Yesterday he called me and told me his family was coming in town to visit. He wanted to know if I would go out with them. He said he knew they would want to see me and he would like for me to go. I really think that was for moral support to because he always seems to have a hard time around his family. We hung out a little more after they left.
Our friendship is progressing...but I am just not sure if it is ever going to get to the point it was. He seems to have no romantic feelings towards me. I guess I just have to be patient.
Sounds like you had a pretty good weekend overall.
As always, patience is the hardest part. Yes, you guys are definitely in the friendship stage more than the romantic stage. But you have to be comfortable being around someone in order to have a real romantic relationship with them. Things are certainly going in the right direction just in slow baby steps.

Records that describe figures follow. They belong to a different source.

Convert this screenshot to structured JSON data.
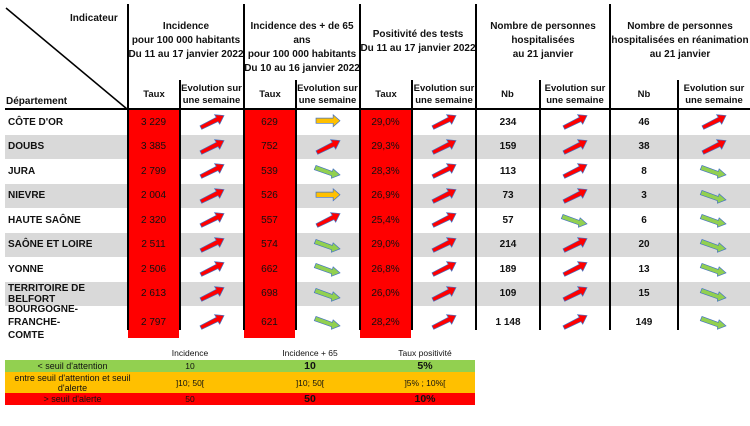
{
  "header": {
    "indicator_label": "Indicateur",
    "department_label": "Département",
    "groups": [
      {
        "title_lines": [
          "Incidence",
          "pour 100 000 habitants",
          "Du 11 au 17 janvier 2022"
        ],
        "col1": "Taux",
        "col2_lines": [
          "Evolution sur",
          "une semaine"
        ]
      },
      {
        "title_lines": [
          "Incidence des + de 65 ans",
          "pour 100 000 habitants",
          "Du 10 au 16 janvier 2022"
        ],
        "col1": "Taux",
        "col2_lines": [
          "Evolution sur",
          "une semaine"
        ]
      },
      {
        "title_lines": [
          "Positivité des tests",
          "Du 11 au 17 janvier 2022"
        ],
        "col1": "Taux",
        "col2_lines": [
          "Evolution sur",
          "une semaine"
        ]
      },
      {
        "title_lines": [
          "Nombre de personnes",
          "hospitalisées",
          "au 21 janvier"
        ],
        "col1": "Nb",
        "col2_lines": [
          "Evolution sur",
          "une semaine"
        ]
      },
      {
        "title_lines": [
          "Nombre de personnes",
          "hospitalisées en réanimation",
          "au 21 janvier"
        ],
        "col1": "Nb",
        "col2_lines": [
          "Evolution sur",
          "une semaine"
        ]
      }
    ]
  },
  "rows": [
    {
      "dept": "CÔTE D'OR",
      "incidence": "3 229",
      "inc_trend": "up",
      "inc65": "629",
      "inc65_trend": "flat",
      "positivity": "29,0%",
      "pos_trend": "up",
      "hosp": "234",
      "hosp_trend": "up",
      "icu": "46",
      "icu_trend": "up"
    },
    {
      "dept": "DOUBS",
      "incidence": "3 385",
      "inc_trend": "up",
      "inc65": "752",
      "inc65_trend": "up",
      "positivity": "29,3%",
      "pos_trend": "up",
      "hosp": "159",
      "hosp_trend": "up",
      "icu": "38",
      "icu_trend": "up"
    },
    {
      "dept": "JURA",
      "incidence": "2 799",
      "inc_trend": "up",
      "inc65": "539",
      "inc65_trend": "down",
      "positivity": "28,3%",
      "pos_trend": "up",
      "hosp": "113",
      "hosp_trend": "up",
      "icu": "8",
      "icu_trend": "down"
    },
    {
      "dept": "NIEVRE",
      "incidence": "2 004",
      "inc_trend": "up",
      "inc65": "526",
      "inc65_trend": "flat",
      "positivity": "26,9%",
      "pos_trend": "up",
      "hosp": "73",
      "hosp_trend": "up",
      "icu": "3",
      "icu_trend": "down"
    },
    {
      "dept": "HAUTE SAÔNE",
      "incidence": "2 320",
      "inc_trend": "up",
      "inc65": "557",
      "inc65_trend": "up",
      "positivity": "25,4%",
      "pos_trend": "up",
      "hosp": "57",
      "hosp_trend": "down",
      "icu": "6",
      "icu_trend": "down"
    },
    {
      "dept": "SAÔNE ET LOIRE",
      "incidence": "2 511",
      "inc_trend": "up",
      "inc65": "574",
      "inc65_trend": "down",
      "positivity": "29,0%",
      "pos_trend": "up",
      "hosp": "214",
      "hosp_trend": "up",
      "icu": "20",
      "icu_trend": "down"
    },
    {
      "dept": "YONNE",
      "incidence": "2 506",
      "inc_trend": "up",
      "inc65": "662",
      "inc65_trend": "down",
      "positivity": "26,8%",
      "pos_trend": "up",
      "hosp": "189",
      "hosp_trend": "up",
      "icu": "13",
      "icu_trend": "down"
    },
    {
      "dept": "TERRITOIRE DE BELFORT",
      "incidence": "2 613",
      "inc_trend": "up",
      "inc65": "698",
      "inc65_trend": "down",
      "positivity": "26,0%",
      "pos_trend": "up",
      "hosp": "109",
      "hosp_trend": "up",
      "icu": "15",
      "icu_trend": "down"
    },
    {
      "dept": "BOURGOGNE-FRANCHE-COMTE",
      "dept_lines": [
        "BOURGOGNE-FRANCHE-",
        "COMTE"
      ],
      "incidence": "2 797",
      "inc_trend": "up",
      "inc65": "621",
      "inc65_trend": "down",
      "positivity": "28,2%",
      "pos_trend": "up",
      "hosp": "1 148",
      "hosp_trend": "up",
      "icu": "149",
      "icu_trend": "down"
    }
  ],
  "legend": {
    "headers": [
      "Incidence",
      "Incidence + 65",
      "Taux positivité"
    ],
    "rows": [
      {
        "label_lines": [
          "< seuil d'attention"
        ],
        "values": [
          "10",
          "10",
          "5%"
        ],
        "color": "#92d050"
      },
      {
        "label_lines": [
          "entre seuil d'attention et seuil",
          "d'alerte"
        ],
        "values": [
          "]10; 50[",
          "]10; 50[",
          "]5% ; 10%["
        ],
        "color": "#ffc000"
      },
      {
        "label_lines": [
          "> seuil d'alerte"
        ],
        "values": [
          "50",
          "50",
          "10%"
        ],
        "color": "#ff0000"
      }
    ]
  },
  "colors": {
    "alert_red": "#ff0000",
    "row_shade": "#d9d9d9",
    "arrow_up": "#ff0000",
    "arrow_flat": "#ffc000",
    "arrow_down": "#92d050",
    "arrow_outline": "#4472c4"
  }
}
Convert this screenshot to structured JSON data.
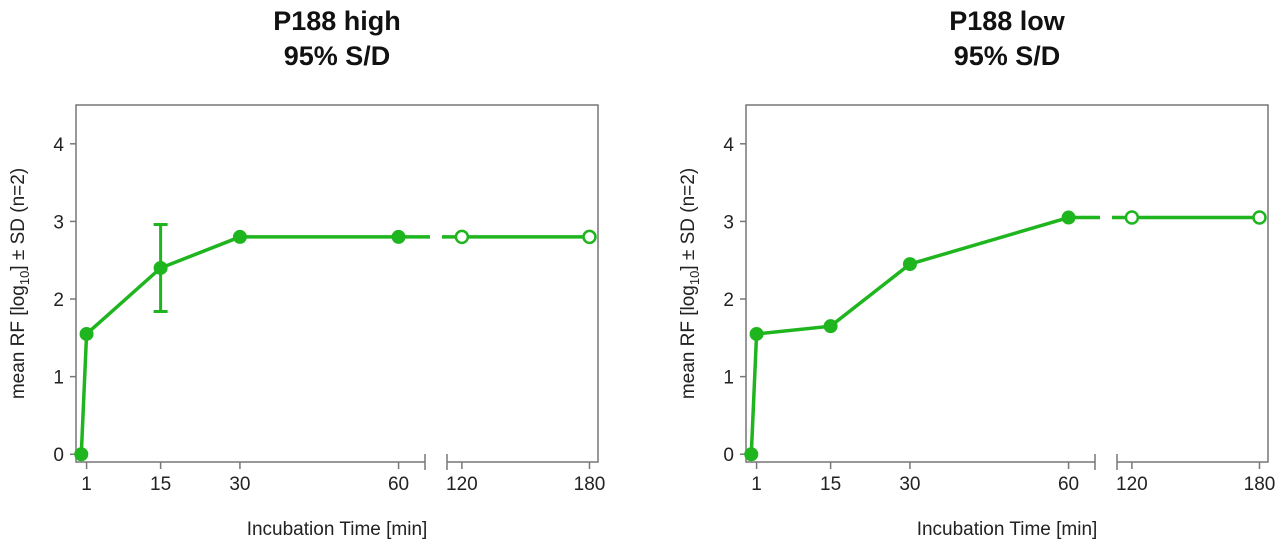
{
  "chart_data": [
    {
      "type": "line",
      "title": [
        "P188 high",
        "95% S/D"
      ],
      "xlabel": "Incubation Time [min]",
      "ylabel": [
        "mean RF [log",
        "10",
        "] ± SD (n=2)"
      ],
      "xlim_segments": [
        [
          -1,
          65
        ],
        [
          113,
          184
        ]
      ],
      "xticks": [
        1,
        15,
        30,
        60,
        120,
        180
      ],
      "ylim": [
        -0.1,
        4.5
      ],
      "yticks": [
        0,
        1,
        2,
        3,
        4
      ],
      "series": [
        {
          "color": "#1fb51f",
          "x": [
            0,
            1,
            15,
            30,
            60,
            120,
            180
          ],
          "values": [
            0,
            1.55,
            2.4,
            2.8,
            2.8,
            2.8,
            2.8
          ],
          "errors": [
            null,
            null,
            0.56,
            null,
            null,
            null,
            null
          ],
          "open_markers": [
            false,
            false,
            false,
            false,
            false,
            true,
            true
          ]
        }
      ]
    },
    {
      "type": "line",
      "title": [
        "P188 low",
        "95% S/D"
      ],
      "xlabel": "Incubation Time [min]",
      "ylabel": [
        "mean RF [log",
        "10",
        "] ± SD (n=2)"
      ],
      "xlim_segments": [
        [
          -1,
          65
        ],
        [
          113,
          184
        ]
      ],
      "xticks": [
        1,
        15,
        30,
        60,
        120,
        180
      ],
      "ylim": [
        -0.1,
        4.5
      ],
      "yticks": [
        0,
        1,
        2,
        3,
        4
      ],
      "series": [
        {
          "color": "#1fb51f",
          "x": [
            0,
            1,
            15,
            30,
            60,
            120,
            180
          ],
          "values": [
            0,
            1.55,
            1.65,
            2.45,
            3.05,
            3.05,
            3.05
          ],
          "errors": [
            null,
            null,
            null,
            null,
            null,
            null,
            null
          ],
          "open_markers": [
            false,
            false,
            false,
            false,
            false,
            true,
            true
          ]
        }
      ]
    }
  ]
}
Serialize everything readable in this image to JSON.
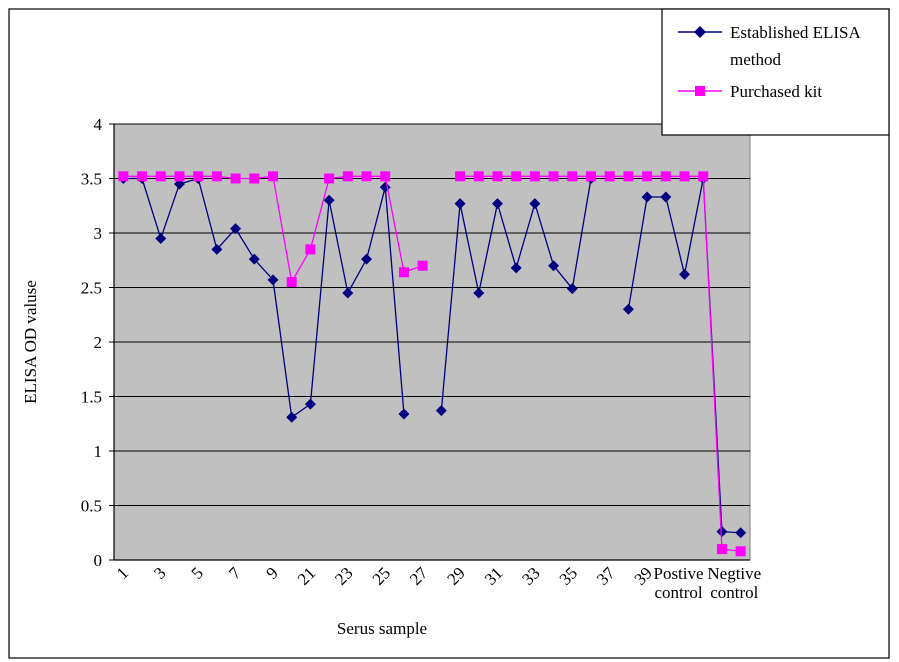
{
  "chart_data": {
    "type": "line",
    "title": "",
    "xlabel": "Serus sample",
    "ylabel": "ELISA OD valuse",
    "ylim": [
      0,
      4
    ],
    "yticks": [
      "0",
      "0.5",
      "1",
      "1.5",
      "2",
      "2.5",
      "3",
      "3.5",
      "4"
    ],
    "grid": true,
    "legend_position": "top-right",
    "background_color": "#c0c0c0",
    "x_tick_labels": [
      "1",
      "3",
      "5",
      "7",
      "9",
      "21",
      "23",
      "25",
      "27",
      "29",
      "31",
      "33",
      "35",
      "37",
      "39",
      "Postive control",
      "Negtive control"
    ],
    "series": [
      {
        "name": "Established ELISA method",
        "color": "#000080",
        "marker": "diamond",
        "values": [
          3.5,
          3.5,
          2.95,
          3.45,
          3.5,
          2.85,
          3.04,
          2.76,
          2.57,
          1.31,
          1.43,
          3.3,
          2.45,
          2.76,
          3.42,
          1.34,
          null,
          1.37,
          3.27,
          2.45,
          3.27,
          2.68,
          3.27,
          2.7,
          2.49,
          3.5,
          null,
          2.3,
          3.33,
          3.33,
          2.62,
          3.5,
          0.26,
          0.25
        ]
      },
      {
        "name": "Purchased kit",
        "color": "#ff00ff",
        "marker": "square",
        "values": [
          3.52,
          3.52,
          3.52,
          3.52,
          3.52,
          3.52,
          3.5,
          3.5,
          3.52,
          2.55,
          2.85,
          3.5,
          3.52,
          3.52,
          3.52,
          2.64,
          2.7,
          null,
          3.52,
          3.52,
          3.52,
          3.52,
          3.52,
          3.52,
          3.52,
          3.52,
          3.52,
          3.52,
          3.52,
          3.52,
          3.52,
          3.52,
          0.1,
          0.08
        ]
      }
    ]
  }
}
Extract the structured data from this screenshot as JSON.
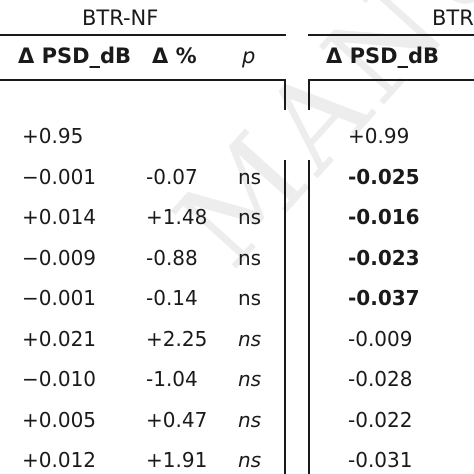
{
  "groups": [
    {
      "title": "BTR-NF"
    },
    {
      "title": "BTR"
    }
  ],
  "headers": {
    "left": {
      "psd": "Δ PSD_dB",
      "pct": "Δ %",
      "p": "p"
    },
    "right": {
      "psd": "Δ PSD_dB"
    }
  },
  "left_rows": [
    {
      "psd": "+0.95",
      "pct": "",
      "p": ""
    },
    {
      "psd": "−0.001",
      "pct": "-0.07",
      "p": "ns"
    },
    {
      "psd": "+0.014",
      "pct": "+1.48",
      "p": "ns"
    },
    {
      "psd": "−0.009",
      "pct": "-0.88",
      "p": "ns"
    },
    {
      "psd": "−0.001",
      "pct": "-0.14",
      "p": "ns"
    },
    {
      "psd": "+0.021",
      "pct": "+2.25",
      "p": "ns"
    },
    {
      "psd": "−0.010",
      "pct": "-1.04",
      "p": "ns"
    },
    {
      "psd": "+0.005",
      "pct": "+0.47",
      "p": "ns"
    },
    {
      "psd": "+0.012",
      "pct": "+1.91",
      "p": "ns"
    }
  ],
  "right_rows": [
    {
      "psd": "+0.99"
    },
    {
      "psd": "-0.025"
    },
    {
      "psd": "-0.016"
    },
    {
      "psd": "-0.023"
    },
    {
      "psd": "-0.037"
    },
    {
      "psd": "-0.009"
    },
    {
      "psd": "-0.028"
    },
    {
      "psd": "-0.022"
    },
    {
      "psd": "-0.031"
    }
  ],
  "watermark": "MANUSC"
}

Michelle - Proud DR Rockette S: 28JUL07, D'd: 29OCT09 http://tinyurl.com/27j9qo2
I am afraid of getting in a friendship rut. I just don't know if it will ever go to that next level. I will say that I am finally able to have a normal conversation with him again. I remember not even being able to talk to him for a few minutes, I didn't know what to say. Now the conversation just flows, no awkward silences, no arguing. We are definitely getting more comfortable around each other.
Yes, they have been platonic. He hugs me when I leave or when he leaves but that is about it. I have thought about initiating ML...I am just so afraid of rejection. I'm not sure how I would react if he rejected me.